Moderner Tanz:Exquisite Corpse Extra - So manche schöne Leich'

Exquisite Corpse

"Me inside Me": Carlos Blanco als optimaler Interpret seines Stücks.

(Foto: Bettina Stöß)

Junge Choreografen präsentieren sich in Nürnberg mit "Exquisite Corpse Extra".

Von Eva-Elisabeth Fischer, Nürnberg

Der Titel klingt pikant. "Exquisite Corpse Extra". Hinter dieser superben Leich' verbirgt sich einer jener Abende, die an subventionierten Ballettbühnen üblich und gelegentlich durchaus lebendig sind: Junge Choreografen präsentieren darin erstmals ihre Arbeit, beim Nürnberger Ballett ist das üblich seit 2011. In diesem Jahr müssen die Zuschauerreihen leer bleiben, und so läuft die Vorstellung, wie derzeit üblich, de facto ins Schwarze. Dass dabei die große Bühne des Nürnberger Opernhauses bespielt wurde, ist schwer zu glauben und lässt sich optisch kaum nachvollziehen.

Eine Serie von acht Stücken in drei Episoden kommt zur Aufführung. Das Spielerische hat dabei Priorität. Zunächst stellen nur drei Mitglieder des Balletts, Carlos Blanco, Edward Nunes und Andy Fernández, ihre minutenkurzen Tanzminiaturen vor. Programmatisch folgt man den Surrealisten um André Breton. Bei derlei Exerzitien einer Runde ausgesuchter Spinner war es geboten, den kritischen Geist auszuschalten, wenn sie einen langen Satz figürlich fortschrieben, ohne den jeweils vorhergehenden Beitrag gelesen zu haben. Andersherum könnte man als Betrachter das Dreierlei der präsentierten choreografischen Häppchen allen Divergenzen zum Trotz miteinander in Beziehung setzen. Als Zuschauer neigt man ja immer dazu, einen Sinnzusammenhang herstellen zu wollen. Und, siehe da, das funktioniert sogar!

Zehn Minuten sind kurz, können aber auch sehr lang sein, gemessen daran, ob ein Choreograf es versteht, Spannung aufrecht zu erhalten. Das gilt auf jeden Fall für die hochexpressive solistische Innenschau des Kubaners Carlos Blanco mit "Me Inside Me". Platterdings beim Wort genommen, stellt sich hier der Protagonist in komplexesten, bodennahen Posen zu markerschütterndem kehligem Gesang buchstäblich immer wieder selbst ein Bein - sich darüber krümmend in sichtbarer Seelenpein. In der Folge thematisiert der Brasilianer Edward Nunes in "Maria" das Leiden der Frauen am Machismo. Die eigene Mutter hat er dabei vor Augen. Sechs Frauen in weißen Hemdchen erzählen mit Schreckensgesten - Hände vor dem Mund, die Arme barmend vor der Brust - in Tanztheatermanier von Unterdrückung.

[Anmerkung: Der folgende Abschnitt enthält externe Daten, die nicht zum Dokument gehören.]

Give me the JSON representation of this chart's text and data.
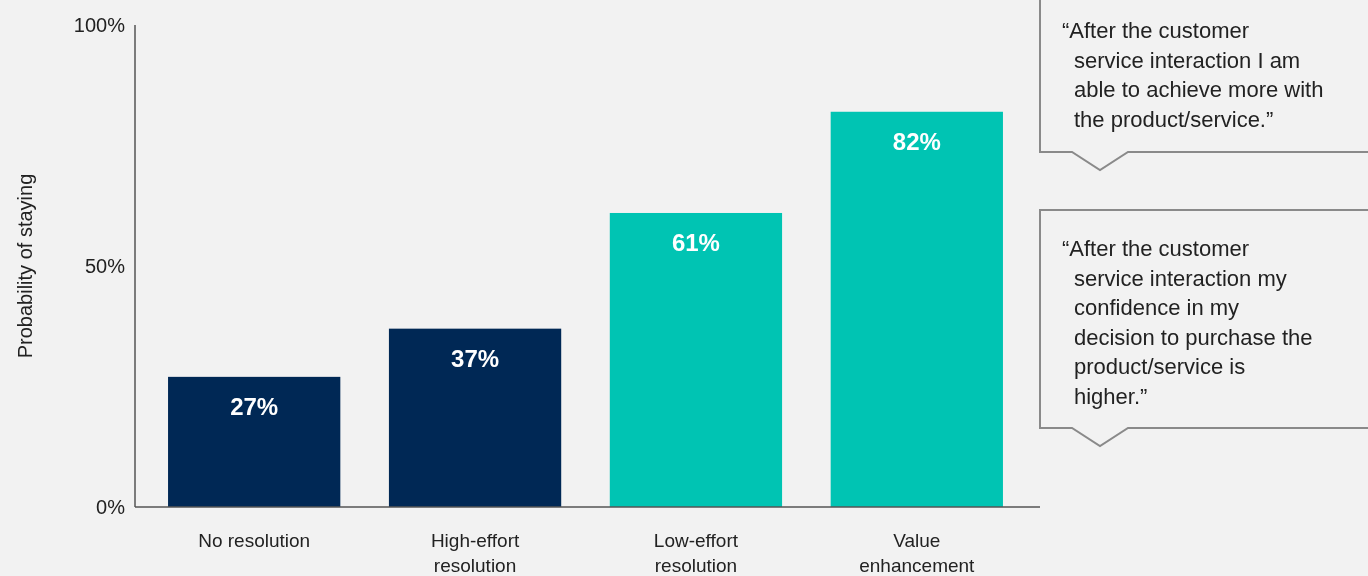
{
  "chart_data": {
    "type": "bar",
    "ylabel": "Probability of staying",
    "categories": [
      "No resolution",
      "High-effort resolution",
      "Low-effort resolution",
      "Value enhancement"
    ],
    "values": [
      27,
      37,
      61,
      82
    ],
    "colors": [
      "#002855",
      "#002855",
      "#00c4b3",
      "#00c4b3"
    ],
    "ylim": [
      0,
      100
    ],
    "yticks": [
      {
        "value": 0,
        "label": "0%"
      },
      {
        "value": 50,
        "label": "50%"
      },
      {
        "value": 100,
        "label": "100%"
      }
    ],
    "data_labels": true,
    "value_labels": [
      "27%",
      "37%",
      "61%",
      "82%"
    ],
    "annotations": [
      "“After the customer service interaction I am able to achieve more with the product/service.”",
      "“After the customer service interaction my confidence in my decision to purchase the product/service is higher.”"
    ]
  }
}
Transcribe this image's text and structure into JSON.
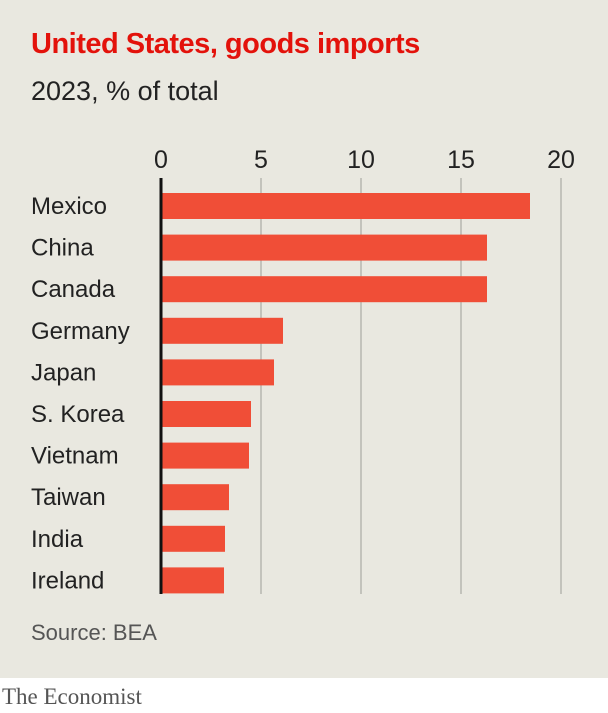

Epigonales wie dieses ist in solchen Programmen durchaus erlaubt, denn junge Choreografen müssen sich ja erst einmal an Vorbildern orientieren, um Eigenes zu entwickeln. Der Amerikaner mit puerto-ricanischen Wurzeln Andy Fernández allerdings scheitert an solchem Ehrgeiz. Er versucht, das kodifizierte System des Hip-Hop in "Music for Spirit Monkeys" zu unterlaufen. Also nimmt er den Moves den Drive, das Machogehabe und die kämpferische Attacke. Da ist dann leider komplett die Luft raus.